There are generally three obvious drawbacks that come with the added complexity of moving components. The extra weight is the easiest to measure. The additional cost is another. However, the maintenance and wear introduced is an often overlooked drawback in the bicycle buying process.

“Due to the design of the system, the maintenance intervals are very long, exceeding two years with heavy use,” said a BMC representative on the matter. This is indeed a long lead time for a suspension component, especially when RockShox and Fox typically suggest service every 50 to 100 hours of use.
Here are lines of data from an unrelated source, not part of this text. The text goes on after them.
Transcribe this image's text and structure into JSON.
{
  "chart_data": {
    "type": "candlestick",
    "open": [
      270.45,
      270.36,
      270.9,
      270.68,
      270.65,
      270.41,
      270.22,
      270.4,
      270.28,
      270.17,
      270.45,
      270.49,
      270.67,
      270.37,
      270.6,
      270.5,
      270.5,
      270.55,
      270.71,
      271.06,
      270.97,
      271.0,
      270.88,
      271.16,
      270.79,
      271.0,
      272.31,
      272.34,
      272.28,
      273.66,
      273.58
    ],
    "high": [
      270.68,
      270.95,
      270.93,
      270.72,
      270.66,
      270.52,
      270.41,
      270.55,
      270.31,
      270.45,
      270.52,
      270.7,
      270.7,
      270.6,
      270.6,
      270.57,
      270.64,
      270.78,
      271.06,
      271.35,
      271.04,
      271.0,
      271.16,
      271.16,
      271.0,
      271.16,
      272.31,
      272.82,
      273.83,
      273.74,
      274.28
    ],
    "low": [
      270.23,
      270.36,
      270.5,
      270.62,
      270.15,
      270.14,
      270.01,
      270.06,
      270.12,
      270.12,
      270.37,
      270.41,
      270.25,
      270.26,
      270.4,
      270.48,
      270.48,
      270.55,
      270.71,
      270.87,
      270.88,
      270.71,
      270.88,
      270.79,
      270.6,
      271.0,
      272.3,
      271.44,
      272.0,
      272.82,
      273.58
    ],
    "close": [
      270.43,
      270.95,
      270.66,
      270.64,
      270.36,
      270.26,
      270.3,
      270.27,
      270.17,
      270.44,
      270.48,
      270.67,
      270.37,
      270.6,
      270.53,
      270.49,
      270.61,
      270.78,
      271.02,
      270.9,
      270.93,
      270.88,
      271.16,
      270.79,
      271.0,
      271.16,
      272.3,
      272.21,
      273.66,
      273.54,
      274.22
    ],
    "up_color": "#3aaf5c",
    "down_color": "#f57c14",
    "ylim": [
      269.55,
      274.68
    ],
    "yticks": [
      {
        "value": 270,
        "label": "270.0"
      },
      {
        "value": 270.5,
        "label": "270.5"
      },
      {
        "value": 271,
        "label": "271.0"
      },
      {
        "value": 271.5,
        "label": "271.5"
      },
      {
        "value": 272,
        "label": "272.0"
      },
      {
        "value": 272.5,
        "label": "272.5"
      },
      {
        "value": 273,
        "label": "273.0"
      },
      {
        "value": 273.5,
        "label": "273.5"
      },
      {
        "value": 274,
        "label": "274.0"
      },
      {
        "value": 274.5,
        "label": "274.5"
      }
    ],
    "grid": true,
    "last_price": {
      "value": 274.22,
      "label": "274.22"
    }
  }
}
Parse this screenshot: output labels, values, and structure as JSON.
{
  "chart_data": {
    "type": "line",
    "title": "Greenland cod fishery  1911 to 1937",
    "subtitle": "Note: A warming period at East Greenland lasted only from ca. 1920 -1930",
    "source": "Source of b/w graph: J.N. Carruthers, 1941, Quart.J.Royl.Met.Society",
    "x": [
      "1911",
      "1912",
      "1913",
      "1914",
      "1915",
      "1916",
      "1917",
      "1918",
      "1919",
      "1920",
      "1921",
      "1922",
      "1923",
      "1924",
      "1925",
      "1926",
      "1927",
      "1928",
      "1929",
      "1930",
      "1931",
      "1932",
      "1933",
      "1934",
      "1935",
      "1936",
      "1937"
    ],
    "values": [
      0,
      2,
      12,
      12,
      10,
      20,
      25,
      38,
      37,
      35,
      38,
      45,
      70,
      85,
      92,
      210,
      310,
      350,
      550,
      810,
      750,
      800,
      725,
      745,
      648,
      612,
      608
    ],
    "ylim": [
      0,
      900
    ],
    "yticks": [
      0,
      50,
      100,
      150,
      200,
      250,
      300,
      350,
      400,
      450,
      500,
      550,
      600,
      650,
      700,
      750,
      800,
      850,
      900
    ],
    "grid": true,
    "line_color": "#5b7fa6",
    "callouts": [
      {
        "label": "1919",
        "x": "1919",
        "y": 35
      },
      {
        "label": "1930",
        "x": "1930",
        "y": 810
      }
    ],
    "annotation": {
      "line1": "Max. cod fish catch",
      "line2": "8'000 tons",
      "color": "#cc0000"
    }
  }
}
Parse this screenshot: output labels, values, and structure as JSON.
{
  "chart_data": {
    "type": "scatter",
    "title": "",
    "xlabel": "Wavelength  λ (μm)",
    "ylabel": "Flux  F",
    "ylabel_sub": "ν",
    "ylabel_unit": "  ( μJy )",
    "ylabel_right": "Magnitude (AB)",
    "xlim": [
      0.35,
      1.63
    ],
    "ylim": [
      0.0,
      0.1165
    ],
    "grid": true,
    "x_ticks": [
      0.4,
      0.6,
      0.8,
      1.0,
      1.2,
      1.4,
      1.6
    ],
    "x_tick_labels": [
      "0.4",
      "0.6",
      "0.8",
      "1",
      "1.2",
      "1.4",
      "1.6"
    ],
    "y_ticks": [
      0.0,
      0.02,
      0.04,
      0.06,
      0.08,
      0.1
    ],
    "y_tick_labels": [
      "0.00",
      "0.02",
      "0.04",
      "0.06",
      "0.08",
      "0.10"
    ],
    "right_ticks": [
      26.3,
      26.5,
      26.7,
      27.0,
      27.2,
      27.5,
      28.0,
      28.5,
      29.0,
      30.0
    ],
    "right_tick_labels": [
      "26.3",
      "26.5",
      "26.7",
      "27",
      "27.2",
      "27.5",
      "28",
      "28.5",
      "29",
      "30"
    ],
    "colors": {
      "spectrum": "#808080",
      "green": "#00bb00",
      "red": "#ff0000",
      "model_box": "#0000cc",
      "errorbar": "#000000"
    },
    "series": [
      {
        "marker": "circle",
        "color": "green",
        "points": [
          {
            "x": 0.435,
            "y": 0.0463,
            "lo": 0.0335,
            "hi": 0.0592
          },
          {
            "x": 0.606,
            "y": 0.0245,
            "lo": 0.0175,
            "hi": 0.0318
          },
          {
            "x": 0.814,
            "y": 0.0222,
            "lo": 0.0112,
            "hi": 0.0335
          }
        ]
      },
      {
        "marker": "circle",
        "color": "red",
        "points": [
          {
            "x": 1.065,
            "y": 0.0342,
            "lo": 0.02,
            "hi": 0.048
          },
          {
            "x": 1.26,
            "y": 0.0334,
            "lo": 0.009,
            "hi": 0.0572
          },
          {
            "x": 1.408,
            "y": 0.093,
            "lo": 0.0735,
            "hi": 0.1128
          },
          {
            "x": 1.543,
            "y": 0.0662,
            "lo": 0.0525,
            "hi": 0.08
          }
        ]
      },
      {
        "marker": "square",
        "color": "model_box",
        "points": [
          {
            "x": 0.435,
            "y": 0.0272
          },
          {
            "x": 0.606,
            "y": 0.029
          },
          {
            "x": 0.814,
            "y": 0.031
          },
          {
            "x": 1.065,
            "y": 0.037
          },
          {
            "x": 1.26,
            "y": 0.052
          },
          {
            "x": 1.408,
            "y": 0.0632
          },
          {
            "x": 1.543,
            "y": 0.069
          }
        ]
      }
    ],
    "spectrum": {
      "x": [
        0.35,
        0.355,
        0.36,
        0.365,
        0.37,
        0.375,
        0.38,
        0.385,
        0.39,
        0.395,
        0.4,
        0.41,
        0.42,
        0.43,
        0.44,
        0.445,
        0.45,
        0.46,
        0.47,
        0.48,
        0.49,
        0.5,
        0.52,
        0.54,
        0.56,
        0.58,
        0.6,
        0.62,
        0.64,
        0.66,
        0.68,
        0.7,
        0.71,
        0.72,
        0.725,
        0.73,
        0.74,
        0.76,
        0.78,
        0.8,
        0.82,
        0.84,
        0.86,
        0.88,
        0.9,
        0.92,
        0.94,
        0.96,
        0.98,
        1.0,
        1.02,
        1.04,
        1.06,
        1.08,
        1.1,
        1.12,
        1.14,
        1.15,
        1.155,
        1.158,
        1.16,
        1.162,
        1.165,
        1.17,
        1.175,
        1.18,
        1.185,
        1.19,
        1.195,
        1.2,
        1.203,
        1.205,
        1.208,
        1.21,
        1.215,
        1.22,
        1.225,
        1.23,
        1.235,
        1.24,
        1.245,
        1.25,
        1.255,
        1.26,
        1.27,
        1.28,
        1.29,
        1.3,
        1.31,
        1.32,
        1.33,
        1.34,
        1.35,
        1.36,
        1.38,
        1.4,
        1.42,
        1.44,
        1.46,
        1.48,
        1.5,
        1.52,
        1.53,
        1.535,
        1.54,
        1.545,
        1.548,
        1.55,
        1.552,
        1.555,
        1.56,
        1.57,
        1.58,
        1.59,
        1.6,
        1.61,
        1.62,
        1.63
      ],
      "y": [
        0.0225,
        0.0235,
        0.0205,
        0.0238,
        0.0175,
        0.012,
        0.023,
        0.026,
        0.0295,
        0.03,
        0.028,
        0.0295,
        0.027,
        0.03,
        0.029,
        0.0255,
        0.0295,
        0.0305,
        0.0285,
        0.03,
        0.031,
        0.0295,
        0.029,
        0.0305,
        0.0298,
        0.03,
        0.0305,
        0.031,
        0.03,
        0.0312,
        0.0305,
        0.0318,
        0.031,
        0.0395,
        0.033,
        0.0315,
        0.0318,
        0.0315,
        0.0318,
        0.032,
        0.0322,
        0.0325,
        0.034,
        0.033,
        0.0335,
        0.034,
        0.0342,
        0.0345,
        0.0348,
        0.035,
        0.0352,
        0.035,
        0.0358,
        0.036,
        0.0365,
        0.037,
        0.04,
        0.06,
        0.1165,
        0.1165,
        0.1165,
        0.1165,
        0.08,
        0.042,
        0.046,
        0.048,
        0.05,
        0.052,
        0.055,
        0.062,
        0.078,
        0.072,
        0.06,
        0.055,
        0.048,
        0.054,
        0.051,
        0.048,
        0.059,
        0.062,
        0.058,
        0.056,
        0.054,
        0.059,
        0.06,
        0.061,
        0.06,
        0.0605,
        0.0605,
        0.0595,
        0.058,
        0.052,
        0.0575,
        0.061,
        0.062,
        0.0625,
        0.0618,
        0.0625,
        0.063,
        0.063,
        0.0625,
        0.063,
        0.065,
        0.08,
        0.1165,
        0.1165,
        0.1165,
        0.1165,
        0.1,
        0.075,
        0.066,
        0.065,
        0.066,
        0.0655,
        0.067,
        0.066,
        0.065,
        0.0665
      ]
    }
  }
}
However, since a special tool is required to exchange the springs, it is likely that any maintenance on this fork will be somewhat complicated.

Regarding this point, when asked to reinstall the MTT fork on pre-existing URS bikes, BMC suggested that while it is possible, it is an advanced task and therefore they decided not to offer the fork as a separate part for now.

Two model options

BMC offers two models of the new URS LT, sharing the same frame and available in four size options. Both models are available now.

The URS LT One (US $ 7,999 / € 7,999) tops the line with a SRAM Force AXS ‘Mullet’ groupset that uses an X0 Eagle rear derailleur to cover the 10-52T cassette range. The bike rides on BMC’s own brand of tubeless-ready carbon wheels, which are wrapped in 40mm WTB Raddler tires. In comparison, the similarly equipped rigid URS 01 Two sells for € 7,499, swapping out the MTT front suspension for concealed wiring.

At US $ 6,299 / € 5,999, the URS LT Two upgrades to a SRAM Rival / GX AXS ‘Mullet’ groupset to deliver the same speed range as above. The wheels are DT Swiss G1800 Splines which spin the Swiss company’s 370 series hub.